Last week, I took a meeting with an actor who was referred to me by a manager I cannot stand. Why did I do this? Because I don’t have to like everyone I work with. It would be nice if I did, but that wouldn’t be realistic.
In this case, the actor had a substantial résumé and was leaving a larger agency because he wanted more personal attention. This is exactly the sort of thing my company can provide, so I definitely wanted the guy on my list. The fact that his manager’s a douchebag is unfortunate, but totally beside the point. Hell, I’m sure the manager doesn’t care for me either, but he knows I’ll get the job done, and that’s all that matters.
This is a concept most actors fail to understand. You need to accept that a large chunk of your future will involve working side by side with people who turn your stomach. I only hope none of them are as bad as Harvey Weinstein. (Granted, he’s an extreme example destined for a very dark corner of hell.)
Now, imagine the day you finally land a series regular role. Hallelujah! You have arrived in the Promised Land. The only negative is that your co-star is a nut bar who makes your skin crawl. Well, get over it, because your job is to deliver the goods, and your personal feelings about the other cast members are irrelevant. And don’t forget to smile when you film your first kissy-face scene with the actor in question.
Now let’s bring this home to us: actors and agents.
People (who are these “people”?) will always tell you to sign with the agent you like most. I say that’s absurd. The truth is that you don’t have to like your agent. It helps, but it’s not necessary. You want the rep who gets you, the one you can talk to, the one with enough passion to get you in the room. Because at the end of the day, that’s all that matters. What good is an agent you can enjoy a spot of tea with if the dude isn’t knocking down doors with his massive personality?

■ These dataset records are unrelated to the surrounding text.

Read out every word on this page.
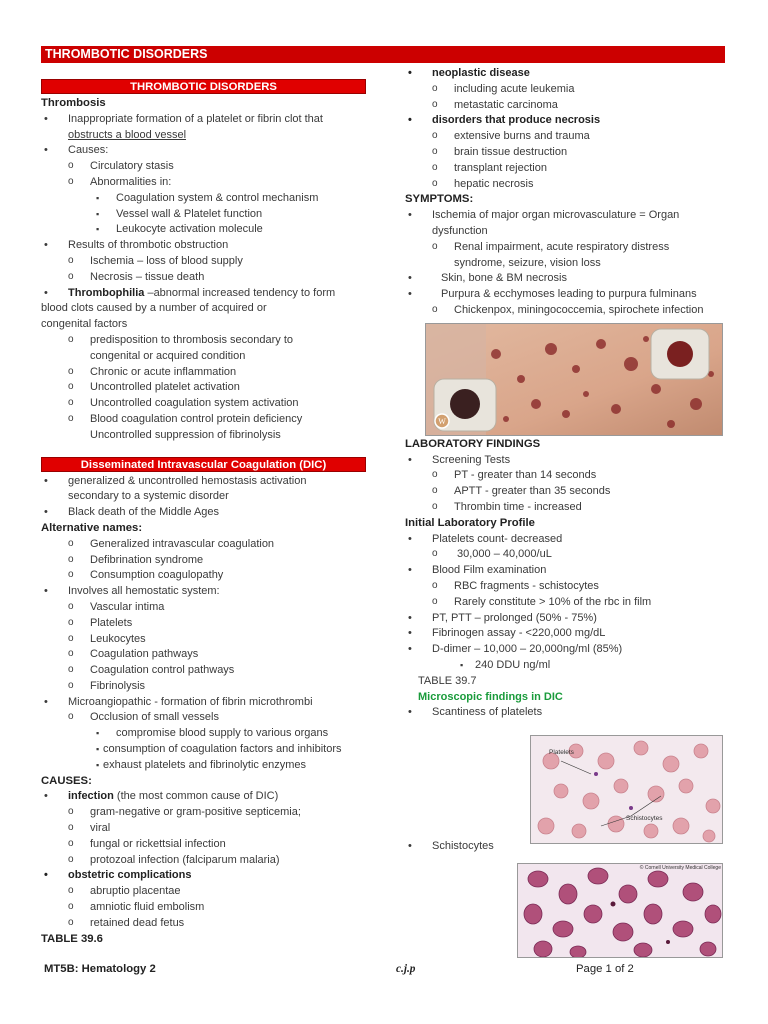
THROMBOTIC DISORDERS
THROMBOTIC DISORDERS
Thrombosis
• Inappropriate formation of a platelet or fibrin clot that
obstructs a blood vessel
• Causes:
o Circulatory stasis
o Abnormalities in:
▪ Coagulation system & control mechanism
▪ Vessel wall & Platelet function
▪ Leukocyte activation molecule
• Results of thrombotic obstruction
o Ischemia – loss of blood supply
o Necrosis – tissue death
• Thrombophilia –abnormal increased tendency to form
blood clots caused by a number of acquired or
congenital factors
o predisposition to thrombosis secondary to
congenital or acquired condition
o Chronic or acute inflammation
o Uncontrolled platelet activation
o Uncontrolled coagulation system activation
o Blood coagulation control protein deficiency
Uncontrolled suppression of fibrinolysis
Disseminated Intravascular Coagulation (DIC)
• generalized & uncontrolled hemostasis activation
secondary to a systemic disorder
• Black death of the Middle Ages
Alternative names:
o Generalized intravascular coagulation
o Defibrination syndrome
o Consumption coagulopathy
• Involves all hemostatic system:
o Vascular intima
o Platelets
o Leukocytes
o Coagulation pathways
o Coagulation control pathways
o Fibrinolysis
• Microangiopathic - formation of fibrin microthrombi
o Occlusion of small vessels
▪ compromise blood supply to various organs
▪ consumption of coagulation factors and inhibitors
▪ exhaust platelets and fibrinolytic enzymes
CAUSES:
• infection (the most common cause of DIC)
o gram-negative or gram-positive septicemia;
o viral
o fungal or rickettsial infection
o protozoal infection (falciparum malaria)
• obstetric complications
o abruptio placentae
o amniotic fluid embolism
o retained dead fetus
TABLE 39.6
• neoplastic disease
o including acute leukemia
o metastatic carcinoma
• disorders that produce necrosis
o extensive burns and trauma
o brain tissue destruction
o transplant rejection
o hepatic necrosis
SYMPTOMS:
• Ischemia of major organ microvasculature = Organ
dysfunction
o Renal impairment, acute respiratory distress
syndrome, seizure, vision loss
• Skin, bone & BM necrosis
• Purpura & ecchymoses leading to purpura fulminans
o Chickenpox, miningococcemia, spirochete infection
LABORATORY FINDINGS
• Screening Tests
o PT - greater than 14 seconds
o APTT - greater than 35 seconds
o Thrombin time - increased
Initial Laboratory Profile
• Platelets count- decreased
o 30,000 – 40,000/uL
• Blood Film examination
o RBC fragments - schistocytes
o Rarely constitute > 10% of the rbc in film
• PT, PTT – prolonged (50% - 75%)
• Fibrinogen assay - <220,000 mg/dL
• D-dimer – 10,000 – 20,000ng/ml (85%)
▪ 240 DDU ng/ml
TABLE 39.7
Microscopic findings in DIC
• Scantiness of platelets
• Schistocytes
W
Platelets
Schistocytes
© Cornell University Medical College
MT5B: Hematology 2	c.j.p	Page 1 of 2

About five years ago, I tried to sign an actor who ended up going with another company. He had been referred to me by a casting director, so I called her up to see if she had any insight on why he passed. Turns out the actor didn’t like me because I seemed too aggressive. WTF? Isn’t that exactly the kind of quality actors need in their reps? Who wants to work with a laid-back agent?
Remember, if we’re working together, I’m not your friend. I’m your agent. And depending on our relationship, we might grow close and share personal information, but I have no interest in spending the weekend with you in Wine Country.
Acting attracts creative people who wear their emotions on their sleeves. That’s an admirable quality, but you have to be careful. You can’t expect to always be surrounded by people you love, because sooner or later, they will break your heart. So learn to work well with everyone and never view your professional relationships as personal ones.